Saturday, April 24, 2010
The weather was ok - no rain for once but the temperature was only about 50 degrees F.
I started with Artemis - her colony seems to be less twitchey than Demeter. I got the smoker to really go and I put my hat and veil on first and then my jacket so the veil was neatly tucked in. I did not forget to tuck my jeans cuffs into my socks this time!
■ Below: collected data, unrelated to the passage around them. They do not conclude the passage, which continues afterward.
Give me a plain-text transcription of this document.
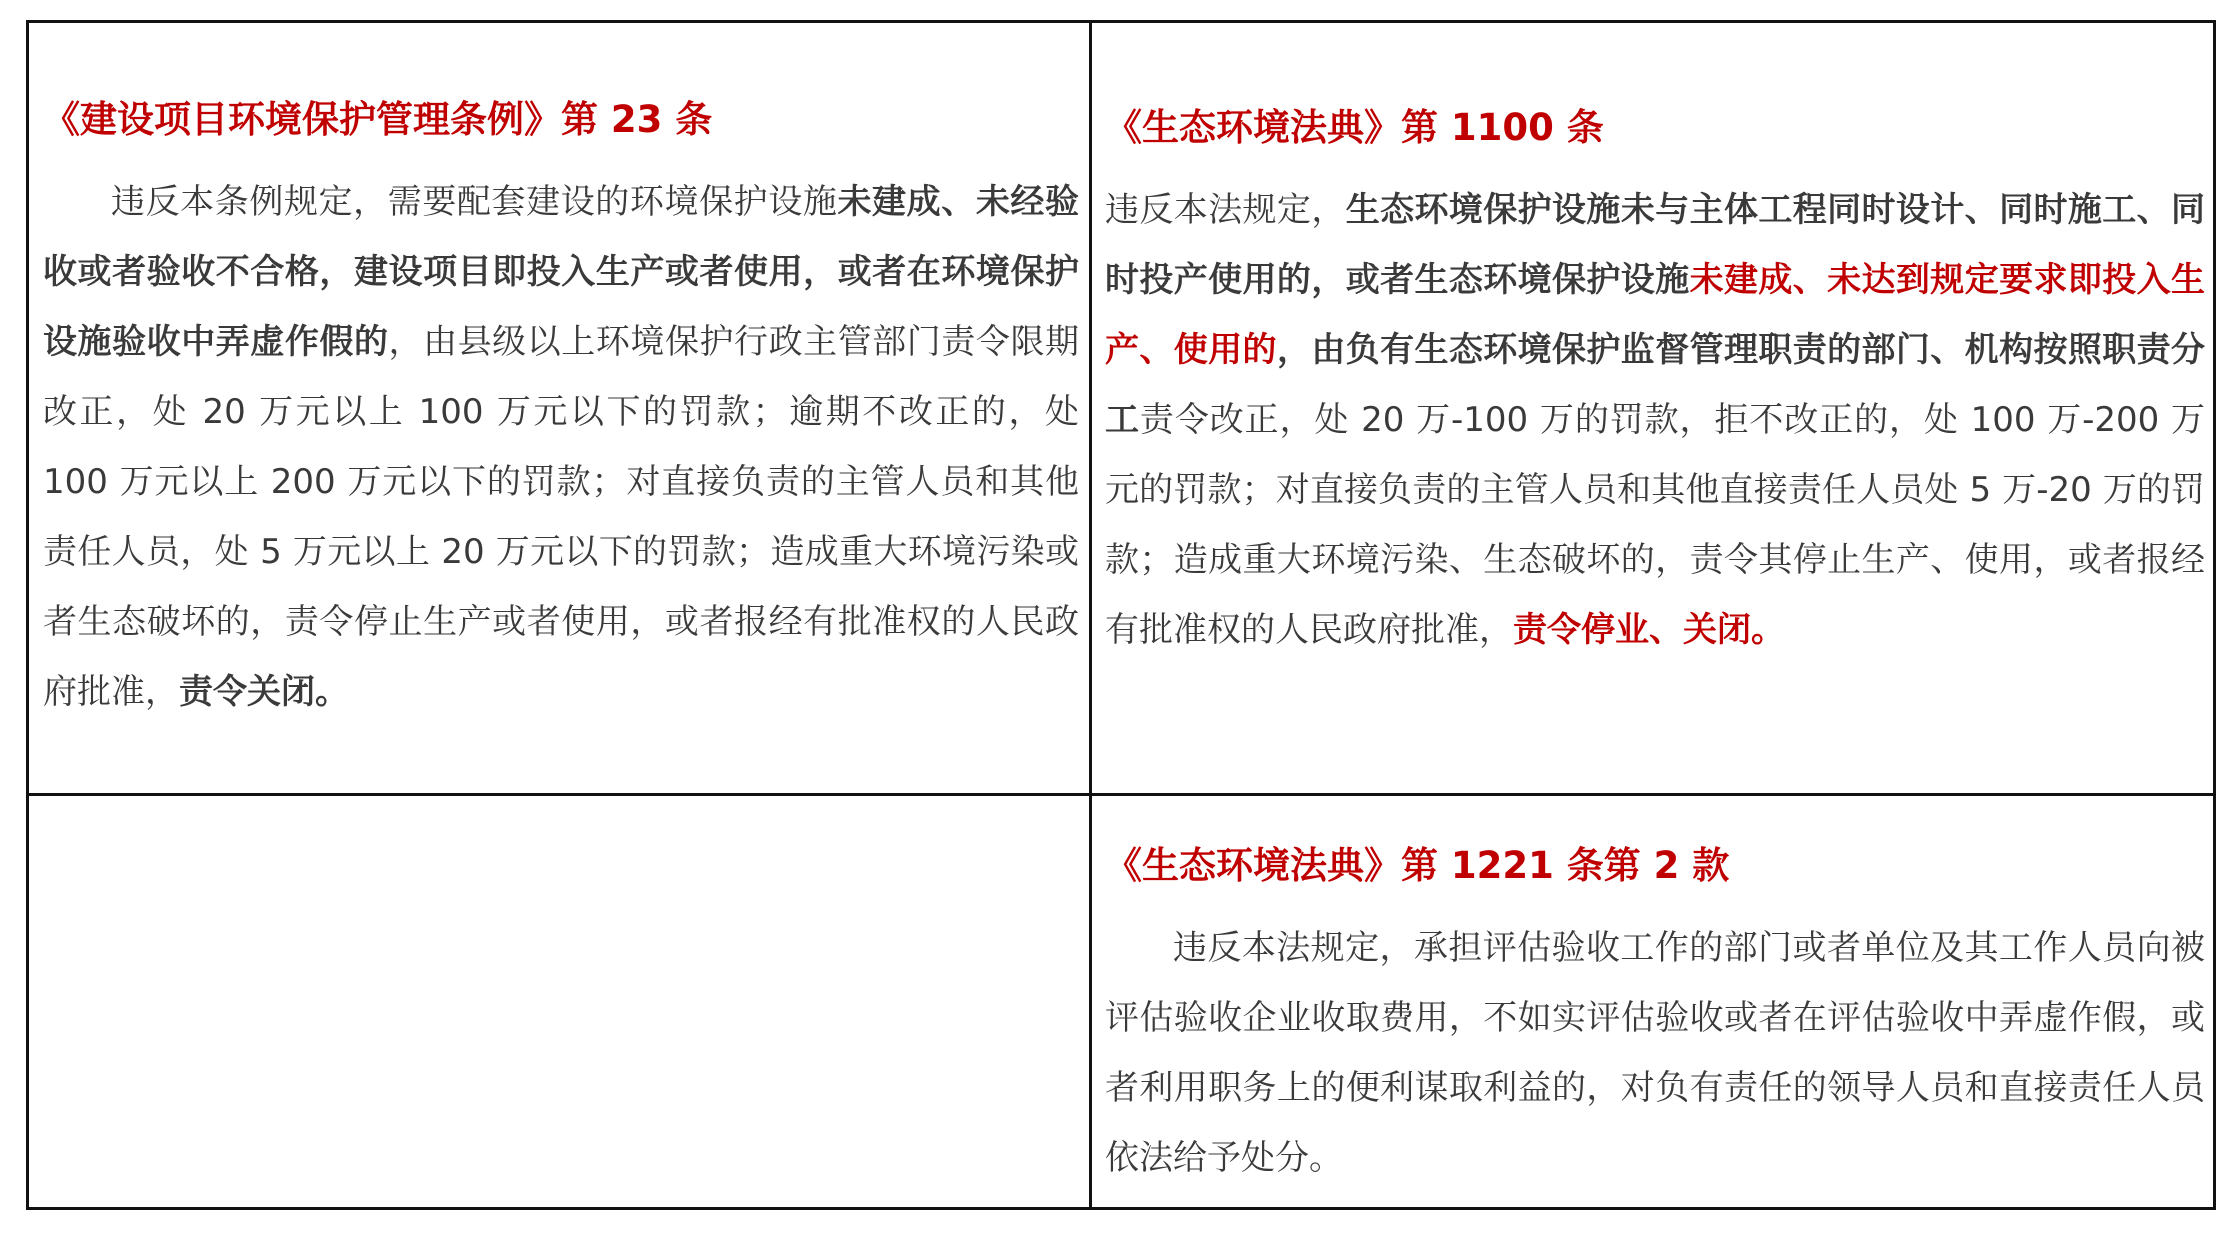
《建设项目环境保护管理条例》第 23 条

违反本条例规定，需要配套建设的环境保护设施未建成、未经验收或者验收不合格，建设项目即投入生产或者使用，或者在环境保护设施验收中弄虚作假的，由县级以上环境保护行政主管部门责令限期改正，处 20 万元以上 100 万元以下的罚款；逾期不改正的，处 100 万元以上 200 万元以下的罚款；对直接负责的主管人员和其他责任人员，处 5 万元以上 20 万元以下的罚款；造成重大环境污染或者生态破坏的，责令停止生产或者使用，或者报经有批准权的人民政府批准，责令关闭。

《生态环境法典》第 1100 条

违反本法规定，生态环境保护设施未与主体工程同时设计、同时施工、同时投产使用的，或者生态环境保护设施未建成、未达到规定要求即投入生产、使用的，由负有生态环境保护监督管理职责的部门、机构按照职责分工责令改正，处 20 万-100 万的罚款，拒不改正的，处 100 万-200 万元的罚款；对直接负责的主管人员和其他直接责任人员处 5 万-20 万的罚款；造成重大环境污染、生态破坏的，责令其停止生产、使用，或者报经有批准权的人民政府批准，责令停业、关闭。

《生态环境法典》第 1221 条第 2 款

违反本法规定，承担评估验收工作的部门或者单位及其工作人员向被评估验收企业收取费用，不如实评估验收或者在评估验收中弄虚作假，或者利用职务上的便利谋取利益的，对负有责任的领导人员和直接责任人员依法给予处分。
I smoked the entry and then carefully lifted the cover and smoked the bees a bit more. No irritated buzzing - just a nice hum. I took off the lid and put it down on the ground. I took out one of the frames on the outside of the hive. The outside frames are brand new ones that did not come with the nuc so there is no bee activity on them yet. Then, using my hive tool, I pried loose some frames that had bees on them. Bees every where! Hundreds of them on each side of the foundation! Humming nicely, they didn't get very excited at all. I looked at each frame of bees and was lucky to find the queen! She is marked with a blue dot, indicating that she hatched in 2010, and you can see her in the photograph! So good to see her looking healthy.
I put Artemis back together and then turned to Demeter. Same procedure. Demeter seems to have more bees than Artemis and the bees seem to be a bit more energetic. Happy humming here, also. I looked for the queen but did not find her. My mission this day was to give the bees some food so I didn't look for the queen for too long.
There seems to be some debate as to whether feeding bees with sugar syrup is a good idea or not. As I don't really know what I'm doing I'm following Gary's instructions and will be feeding up the bees while they get used to their new surroundings.
I bought a product called "Honey B Healthy" from Ruhl Bee Supply in Oregon. It contains spearmint and lemongrass oils which are supposed to attract the bees to the food and give them some extra energy - kind of like vitamins. It smells really good and I had a tiny taste - tastes good too. If I were a bee I'd like it! Some of this is added to a homemade sugar syrup. Gary recommended putting about 3 quarts of the solution in a 1 gallon ziplock bag and placing this on top of the bars inside the hive. To feed this way a spacer has to be placed between the hive body and the cover to allow enough room for the bees to climb up onto the baggie so they can drink up the syrup through little holes you make in the top of the baggie.